Almeno nel breve periodo, infatti, l’implementazione delle nuove tecnologie applicabili alle società, le c.d. CorpTech, potrebbero addirittura aggravare alcuni agency problem, sia in ragione di una insufficiente comprensione del loro funzionamento da parte degli operatori del mercato; sia in virtù di quell’eccesso di fiducia che in loro si ripone come conseguenza della “tech nirvana fallacy” – ovverosia la tendenza a comparare macchine asseritamente perfette con umani inclini all’errore. La blockchain non fa eccezione in questo senso.

L’innovazione realizzata – o promessa –  dalla blockchain poggia al momento su due realtà in competizione tra di loro: il vecchio mondo basato sui sistemi di gestione centralizzata e le emergenti dinamiche della decentralizzazione e della disintermediazione.

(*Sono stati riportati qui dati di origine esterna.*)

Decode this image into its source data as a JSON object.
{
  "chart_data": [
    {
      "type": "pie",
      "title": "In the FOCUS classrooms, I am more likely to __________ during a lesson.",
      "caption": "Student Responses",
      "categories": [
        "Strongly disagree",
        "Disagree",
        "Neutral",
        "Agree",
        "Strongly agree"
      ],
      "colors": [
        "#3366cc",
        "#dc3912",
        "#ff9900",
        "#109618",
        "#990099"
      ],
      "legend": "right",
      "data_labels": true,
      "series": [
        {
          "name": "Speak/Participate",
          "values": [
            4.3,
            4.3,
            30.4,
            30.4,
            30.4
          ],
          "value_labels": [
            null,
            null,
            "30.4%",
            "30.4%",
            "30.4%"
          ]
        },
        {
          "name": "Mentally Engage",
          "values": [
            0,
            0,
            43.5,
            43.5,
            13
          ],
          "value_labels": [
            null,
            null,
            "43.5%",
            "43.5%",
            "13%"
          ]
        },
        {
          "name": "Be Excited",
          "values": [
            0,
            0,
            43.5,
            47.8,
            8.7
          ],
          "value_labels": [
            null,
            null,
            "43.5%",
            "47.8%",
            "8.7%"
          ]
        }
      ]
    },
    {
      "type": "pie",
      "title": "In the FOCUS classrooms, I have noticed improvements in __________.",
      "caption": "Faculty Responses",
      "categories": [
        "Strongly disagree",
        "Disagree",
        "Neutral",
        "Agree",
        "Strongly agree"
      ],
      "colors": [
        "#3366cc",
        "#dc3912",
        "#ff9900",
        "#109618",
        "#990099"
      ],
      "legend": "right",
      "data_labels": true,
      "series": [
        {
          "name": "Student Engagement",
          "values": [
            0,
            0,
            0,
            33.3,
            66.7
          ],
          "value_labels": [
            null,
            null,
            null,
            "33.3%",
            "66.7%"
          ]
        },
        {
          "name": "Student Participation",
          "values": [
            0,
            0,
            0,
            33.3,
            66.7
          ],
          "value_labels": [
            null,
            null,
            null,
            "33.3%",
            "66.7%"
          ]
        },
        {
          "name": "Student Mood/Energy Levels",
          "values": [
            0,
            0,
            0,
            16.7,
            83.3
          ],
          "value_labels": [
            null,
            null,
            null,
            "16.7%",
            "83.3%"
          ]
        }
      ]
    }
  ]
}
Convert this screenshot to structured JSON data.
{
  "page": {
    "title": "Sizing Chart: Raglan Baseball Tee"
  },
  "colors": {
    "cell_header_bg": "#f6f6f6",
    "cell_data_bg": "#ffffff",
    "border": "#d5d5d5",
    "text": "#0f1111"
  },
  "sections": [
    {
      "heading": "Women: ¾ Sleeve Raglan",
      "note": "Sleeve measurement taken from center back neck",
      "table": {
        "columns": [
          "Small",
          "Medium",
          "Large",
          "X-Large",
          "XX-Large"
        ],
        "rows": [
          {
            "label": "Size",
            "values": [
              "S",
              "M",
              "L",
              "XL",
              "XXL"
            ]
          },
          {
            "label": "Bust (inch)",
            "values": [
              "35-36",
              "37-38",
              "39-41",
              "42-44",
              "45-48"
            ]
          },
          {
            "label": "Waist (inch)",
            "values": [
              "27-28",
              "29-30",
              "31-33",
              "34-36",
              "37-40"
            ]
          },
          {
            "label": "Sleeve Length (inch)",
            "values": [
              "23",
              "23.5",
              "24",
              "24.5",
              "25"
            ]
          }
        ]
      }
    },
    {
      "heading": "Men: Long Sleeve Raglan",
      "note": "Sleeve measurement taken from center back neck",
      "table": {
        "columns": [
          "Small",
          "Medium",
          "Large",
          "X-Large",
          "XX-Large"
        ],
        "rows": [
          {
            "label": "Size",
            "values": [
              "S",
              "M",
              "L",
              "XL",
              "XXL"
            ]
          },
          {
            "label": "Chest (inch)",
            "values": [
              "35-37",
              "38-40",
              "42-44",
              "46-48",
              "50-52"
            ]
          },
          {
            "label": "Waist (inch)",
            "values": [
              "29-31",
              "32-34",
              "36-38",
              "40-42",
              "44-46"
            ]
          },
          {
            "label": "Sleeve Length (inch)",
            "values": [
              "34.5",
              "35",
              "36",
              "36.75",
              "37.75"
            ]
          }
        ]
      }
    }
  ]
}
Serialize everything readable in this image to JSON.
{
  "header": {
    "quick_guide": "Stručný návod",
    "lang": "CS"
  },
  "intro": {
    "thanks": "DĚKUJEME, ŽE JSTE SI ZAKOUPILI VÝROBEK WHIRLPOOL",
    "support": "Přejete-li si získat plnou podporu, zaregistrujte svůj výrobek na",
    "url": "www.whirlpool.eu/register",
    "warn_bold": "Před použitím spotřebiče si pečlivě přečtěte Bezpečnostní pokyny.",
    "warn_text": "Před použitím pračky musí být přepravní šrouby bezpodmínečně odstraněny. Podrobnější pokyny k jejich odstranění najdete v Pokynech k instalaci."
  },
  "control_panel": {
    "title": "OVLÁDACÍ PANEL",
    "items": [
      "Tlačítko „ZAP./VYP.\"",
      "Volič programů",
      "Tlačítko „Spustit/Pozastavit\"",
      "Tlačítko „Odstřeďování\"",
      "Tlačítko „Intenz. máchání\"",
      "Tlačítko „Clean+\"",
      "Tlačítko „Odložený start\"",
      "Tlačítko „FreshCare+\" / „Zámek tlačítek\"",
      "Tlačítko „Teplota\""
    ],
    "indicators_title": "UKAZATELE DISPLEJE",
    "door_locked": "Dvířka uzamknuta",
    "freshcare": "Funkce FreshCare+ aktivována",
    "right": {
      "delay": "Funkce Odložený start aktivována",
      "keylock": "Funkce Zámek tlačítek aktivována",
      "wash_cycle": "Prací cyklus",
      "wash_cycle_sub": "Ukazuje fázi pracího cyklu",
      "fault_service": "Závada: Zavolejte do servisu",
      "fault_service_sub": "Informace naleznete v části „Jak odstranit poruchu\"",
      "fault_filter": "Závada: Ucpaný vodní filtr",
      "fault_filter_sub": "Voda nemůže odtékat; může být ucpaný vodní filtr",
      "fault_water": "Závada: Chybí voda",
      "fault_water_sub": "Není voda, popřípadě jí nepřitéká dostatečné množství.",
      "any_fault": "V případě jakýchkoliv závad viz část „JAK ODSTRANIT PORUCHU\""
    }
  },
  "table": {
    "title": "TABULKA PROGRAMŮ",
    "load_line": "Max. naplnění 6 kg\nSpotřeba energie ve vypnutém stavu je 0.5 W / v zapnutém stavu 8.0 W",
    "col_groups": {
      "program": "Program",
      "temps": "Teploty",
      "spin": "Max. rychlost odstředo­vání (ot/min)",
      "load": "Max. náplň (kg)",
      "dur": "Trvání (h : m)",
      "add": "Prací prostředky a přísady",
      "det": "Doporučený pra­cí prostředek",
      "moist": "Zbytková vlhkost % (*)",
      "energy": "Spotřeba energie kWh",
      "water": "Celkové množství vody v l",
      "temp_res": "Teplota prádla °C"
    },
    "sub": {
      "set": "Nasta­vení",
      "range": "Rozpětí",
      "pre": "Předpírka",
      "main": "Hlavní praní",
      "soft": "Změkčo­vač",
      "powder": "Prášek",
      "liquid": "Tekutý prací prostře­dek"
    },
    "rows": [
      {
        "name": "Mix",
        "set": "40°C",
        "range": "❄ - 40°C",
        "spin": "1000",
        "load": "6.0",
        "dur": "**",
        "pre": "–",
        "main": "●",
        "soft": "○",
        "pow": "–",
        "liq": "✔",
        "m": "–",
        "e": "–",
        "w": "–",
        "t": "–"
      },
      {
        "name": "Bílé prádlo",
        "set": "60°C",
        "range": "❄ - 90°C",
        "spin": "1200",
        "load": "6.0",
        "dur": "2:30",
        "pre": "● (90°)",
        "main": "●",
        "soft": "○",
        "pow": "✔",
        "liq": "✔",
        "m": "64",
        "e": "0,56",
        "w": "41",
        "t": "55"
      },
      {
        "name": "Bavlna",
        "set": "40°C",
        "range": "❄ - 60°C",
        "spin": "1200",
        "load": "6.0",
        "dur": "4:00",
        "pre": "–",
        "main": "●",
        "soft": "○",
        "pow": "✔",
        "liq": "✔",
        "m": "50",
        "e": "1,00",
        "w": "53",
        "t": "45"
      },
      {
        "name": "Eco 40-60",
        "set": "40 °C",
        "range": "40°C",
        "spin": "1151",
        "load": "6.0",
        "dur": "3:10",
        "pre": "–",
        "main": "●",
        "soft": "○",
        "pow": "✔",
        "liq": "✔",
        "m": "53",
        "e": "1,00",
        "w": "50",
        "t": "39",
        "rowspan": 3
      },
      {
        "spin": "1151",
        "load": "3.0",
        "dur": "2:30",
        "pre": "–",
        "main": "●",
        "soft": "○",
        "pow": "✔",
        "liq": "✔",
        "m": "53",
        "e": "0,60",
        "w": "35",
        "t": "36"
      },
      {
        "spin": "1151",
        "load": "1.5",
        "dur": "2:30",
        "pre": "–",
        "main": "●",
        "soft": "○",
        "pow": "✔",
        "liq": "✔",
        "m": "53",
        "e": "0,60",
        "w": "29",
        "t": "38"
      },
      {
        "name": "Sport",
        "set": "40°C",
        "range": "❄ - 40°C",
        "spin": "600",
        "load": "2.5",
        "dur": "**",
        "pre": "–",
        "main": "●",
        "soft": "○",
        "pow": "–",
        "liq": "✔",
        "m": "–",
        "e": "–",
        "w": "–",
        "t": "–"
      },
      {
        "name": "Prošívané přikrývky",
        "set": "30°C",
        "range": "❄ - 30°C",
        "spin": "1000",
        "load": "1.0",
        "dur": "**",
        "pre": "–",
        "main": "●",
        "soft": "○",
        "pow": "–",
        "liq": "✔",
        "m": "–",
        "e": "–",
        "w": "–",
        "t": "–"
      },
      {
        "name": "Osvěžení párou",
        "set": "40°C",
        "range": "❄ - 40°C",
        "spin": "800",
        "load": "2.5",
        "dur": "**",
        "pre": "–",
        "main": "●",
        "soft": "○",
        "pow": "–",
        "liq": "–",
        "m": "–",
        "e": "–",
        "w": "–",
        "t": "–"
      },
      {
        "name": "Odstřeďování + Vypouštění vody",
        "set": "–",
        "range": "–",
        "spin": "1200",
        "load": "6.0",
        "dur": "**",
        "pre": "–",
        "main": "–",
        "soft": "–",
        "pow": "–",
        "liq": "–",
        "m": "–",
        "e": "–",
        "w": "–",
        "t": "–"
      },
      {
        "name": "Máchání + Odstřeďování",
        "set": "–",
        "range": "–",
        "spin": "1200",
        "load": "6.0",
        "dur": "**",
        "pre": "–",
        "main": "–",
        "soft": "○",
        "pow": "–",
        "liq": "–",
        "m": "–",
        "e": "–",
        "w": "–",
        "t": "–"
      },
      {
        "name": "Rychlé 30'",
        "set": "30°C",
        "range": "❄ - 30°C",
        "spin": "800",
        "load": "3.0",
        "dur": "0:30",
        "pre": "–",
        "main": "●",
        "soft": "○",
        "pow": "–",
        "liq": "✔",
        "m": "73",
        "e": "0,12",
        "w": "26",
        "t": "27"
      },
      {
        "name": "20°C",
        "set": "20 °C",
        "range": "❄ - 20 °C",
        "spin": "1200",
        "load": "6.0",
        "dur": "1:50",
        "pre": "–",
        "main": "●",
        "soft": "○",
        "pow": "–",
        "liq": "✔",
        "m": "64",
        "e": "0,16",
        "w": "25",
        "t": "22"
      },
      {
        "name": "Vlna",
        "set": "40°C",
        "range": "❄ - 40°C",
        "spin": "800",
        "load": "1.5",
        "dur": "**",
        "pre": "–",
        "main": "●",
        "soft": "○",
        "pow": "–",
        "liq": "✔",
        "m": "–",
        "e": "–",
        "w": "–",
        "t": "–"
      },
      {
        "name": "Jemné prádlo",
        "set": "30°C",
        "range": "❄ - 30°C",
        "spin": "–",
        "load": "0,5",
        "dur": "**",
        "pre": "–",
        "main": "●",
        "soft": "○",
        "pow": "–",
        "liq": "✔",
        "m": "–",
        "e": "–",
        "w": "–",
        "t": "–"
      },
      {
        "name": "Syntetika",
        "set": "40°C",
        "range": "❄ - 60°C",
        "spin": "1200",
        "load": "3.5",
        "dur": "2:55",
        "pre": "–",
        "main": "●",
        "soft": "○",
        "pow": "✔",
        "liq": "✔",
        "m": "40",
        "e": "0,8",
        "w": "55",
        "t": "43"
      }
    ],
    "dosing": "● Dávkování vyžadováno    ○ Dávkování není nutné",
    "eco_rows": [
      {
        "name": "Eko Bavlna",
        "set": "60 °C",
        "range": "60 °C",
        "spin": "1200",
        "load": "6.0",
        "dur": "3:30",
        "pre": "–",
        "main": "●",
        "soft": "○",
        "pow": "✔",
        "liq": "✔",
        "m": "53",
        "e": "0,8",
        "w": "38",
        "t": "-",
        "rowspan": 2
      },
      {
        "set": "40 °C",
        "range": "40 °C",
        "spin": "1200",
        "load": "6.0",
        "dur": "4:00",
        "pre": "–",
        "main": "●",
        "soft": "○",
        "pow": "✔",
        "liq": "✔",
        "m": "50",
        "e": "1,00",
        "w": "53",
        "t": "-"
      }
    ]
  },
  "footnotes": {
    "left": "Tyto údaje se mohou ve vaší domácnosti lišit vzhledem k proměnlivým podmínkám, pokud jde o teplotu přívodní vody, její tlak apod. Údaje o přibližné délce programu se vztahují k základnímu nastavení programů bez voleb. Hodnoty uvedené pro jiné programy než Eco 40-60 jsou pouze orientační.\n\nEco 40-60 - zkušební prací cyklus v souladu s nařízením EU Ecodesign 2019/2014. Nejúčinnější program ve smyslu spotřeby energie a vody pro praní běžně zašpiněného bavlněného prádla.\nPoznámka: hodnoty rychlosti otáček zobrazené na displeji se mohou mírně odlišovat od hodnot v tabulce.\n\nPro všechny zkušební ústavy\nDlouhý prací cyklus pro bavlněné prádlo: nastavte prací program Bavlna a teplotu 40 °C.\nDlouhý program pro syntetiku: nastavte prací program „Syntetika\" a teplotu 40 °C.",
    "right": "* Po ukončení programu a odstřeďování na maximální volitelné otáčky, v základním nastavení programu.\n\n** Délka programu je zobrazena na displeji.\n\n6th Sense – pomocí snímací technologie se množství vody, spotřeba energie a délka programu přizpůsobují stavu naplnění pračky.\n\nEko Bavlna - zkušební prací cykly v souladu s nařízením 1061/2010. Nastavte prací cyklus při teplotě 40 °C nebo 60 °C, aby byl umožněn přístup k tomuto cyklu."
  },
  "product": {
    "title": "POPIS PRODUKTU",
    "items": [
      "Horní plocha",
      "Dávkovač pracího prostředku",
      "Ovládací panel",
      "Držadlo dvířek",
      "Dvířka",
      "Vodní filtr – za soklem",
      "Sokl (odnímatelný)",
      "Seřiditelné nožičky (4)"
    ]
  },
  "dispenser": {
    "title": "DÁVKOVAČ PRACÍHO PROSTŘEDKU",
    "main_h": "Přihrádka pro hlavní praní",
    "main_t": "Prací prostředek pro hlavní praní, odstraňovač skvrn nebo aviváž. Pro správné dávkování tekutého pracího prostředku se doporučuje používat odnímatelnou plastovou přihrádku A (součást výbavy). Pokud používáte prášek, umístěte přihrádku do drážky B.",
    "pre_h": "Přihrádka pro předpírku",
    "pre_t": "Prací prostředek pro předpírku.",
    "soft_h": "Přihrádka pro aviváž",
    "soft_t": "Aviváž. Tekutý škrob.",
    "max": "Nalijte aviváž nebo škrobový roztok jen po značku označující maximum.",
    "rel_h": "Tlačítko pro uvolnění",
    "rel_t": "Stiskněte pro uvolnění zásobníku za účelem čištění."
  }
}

È probabile che il nuovo mondo possa, nel tempo, prevalere, dal momento che di immediata desiderabilità sono molti dei suoi effetti sul mercato. Ma al contempo è necessario che tale processo sia, oltre che incoraggiato, correttamente regolato e governato, giacché la tecnologia – per sua stessa natura – è per lo più neutrale, ma non il suo impiego. Dubito, comunque, che gli equilibri di governance siano modificati per il sol fatto che con una blockchain possano avere accesso alle dinamiche societarie soggetti prima non interessati e di fatto esclusi. Poter partecipare non vuol dire avere le competenze e soprattutto gli incentivi per partecipare.